4
votes

I am a typical, regular, everyday Spark user. In Spark's LDA there are hyperparameters thats stands for

docConcentration: Hyperparameter for prior over documents’ distributions over topics. Currently must be > 1, where larger values encourage smoother inferred distributions. topicConcentration: Hyperparameter for prior over topics’ distributions over terms (words). Currently must be > 1, where larger values encourage smoother inferred distributions.

which corresponds to typically assigned in the literature $\alpha$ and $\beta$ parameters for which (and $k$ - number of topics) the log-likelihood function of the LDA model is optimized during the convergence process.

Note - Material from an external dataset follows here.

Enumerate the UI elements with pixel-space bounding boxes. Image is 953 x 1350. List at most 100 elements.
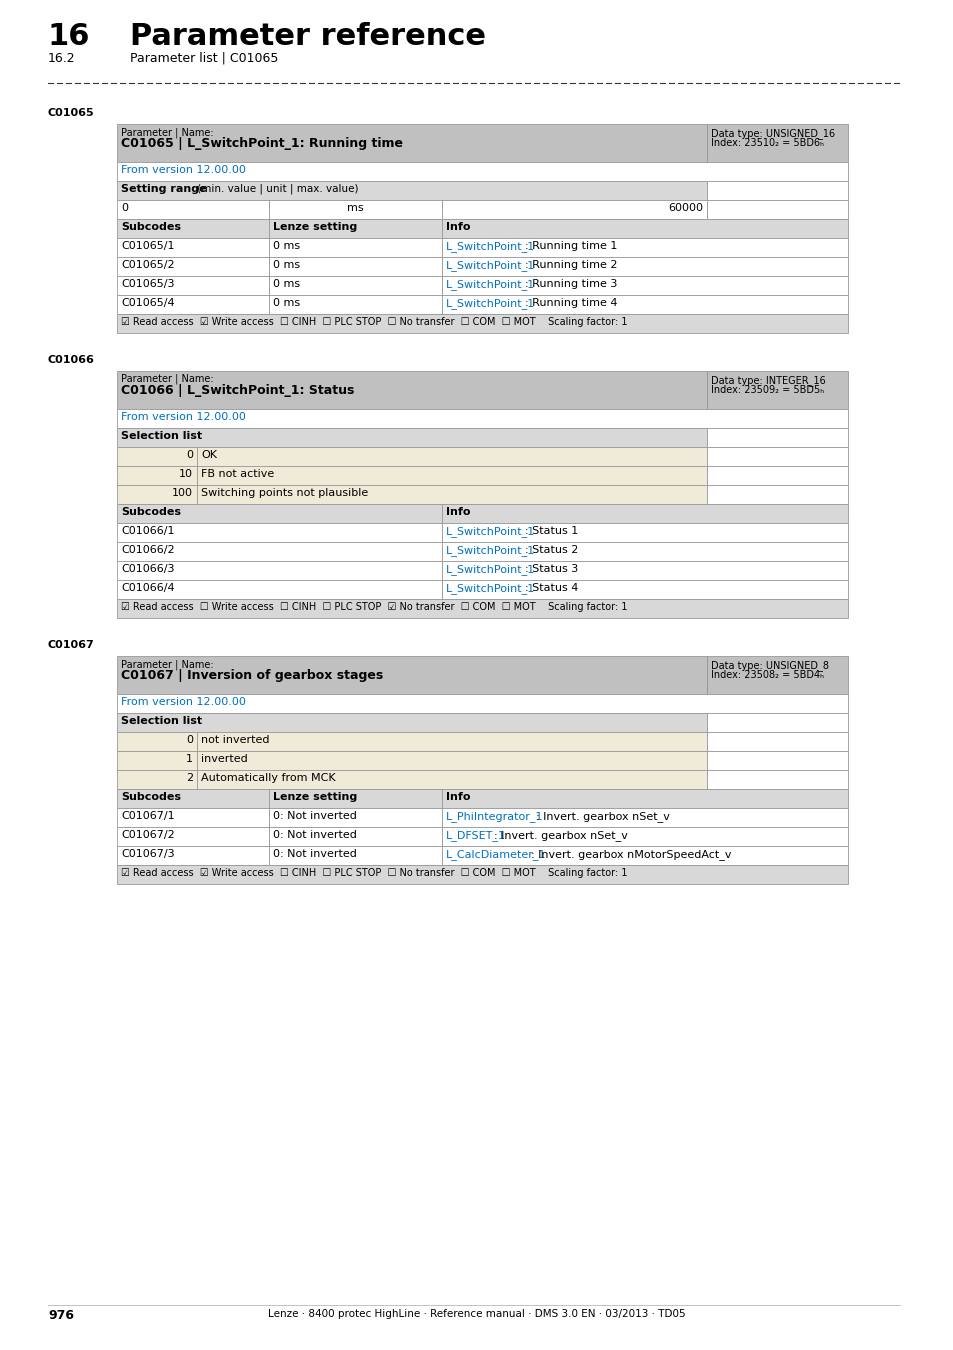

Does anyone know if there is any option to set such arguments/parameters prior in vowpal wabbit's LDA model?

2
I updated the wiki with documentation of the Dirichlet priors and all other LDA hyperparameters.J.Schneider

2 Answers

1
votes

Check this description of vw lda.! I think the parameters mentioned on 13th slide might be the ones that you are looking for.

0
votes

Just for the sake of completeness, the LDA implementation offers the following hyperparameters:

Latent Dirichlet Allocation:
  --lda arg                             Run lda with <int> topics

  --lda_alpha arg (=0.100000001)        Prior on sparsity of per-document topic
                                        weights
  --lda_rho arg (=0.100000001)          Prior on sparsity of topic 
                                        distributions
  --lda_D arg (=10000)                  Number of documents
  --lda_epsilon arg (=0.00100000005)    Loop convergence threshold
  --minibatch arg (=1)                  Minibatch size, for LDA
  --math-mode arg (=0)                  Math mode: simd, accuracy, fast-approx
  --metrics arg (=0)                    Compute metrics

You can find the source code for implementation details here.

Or directly jump into the source code of vw utility which offers slightly different parameters.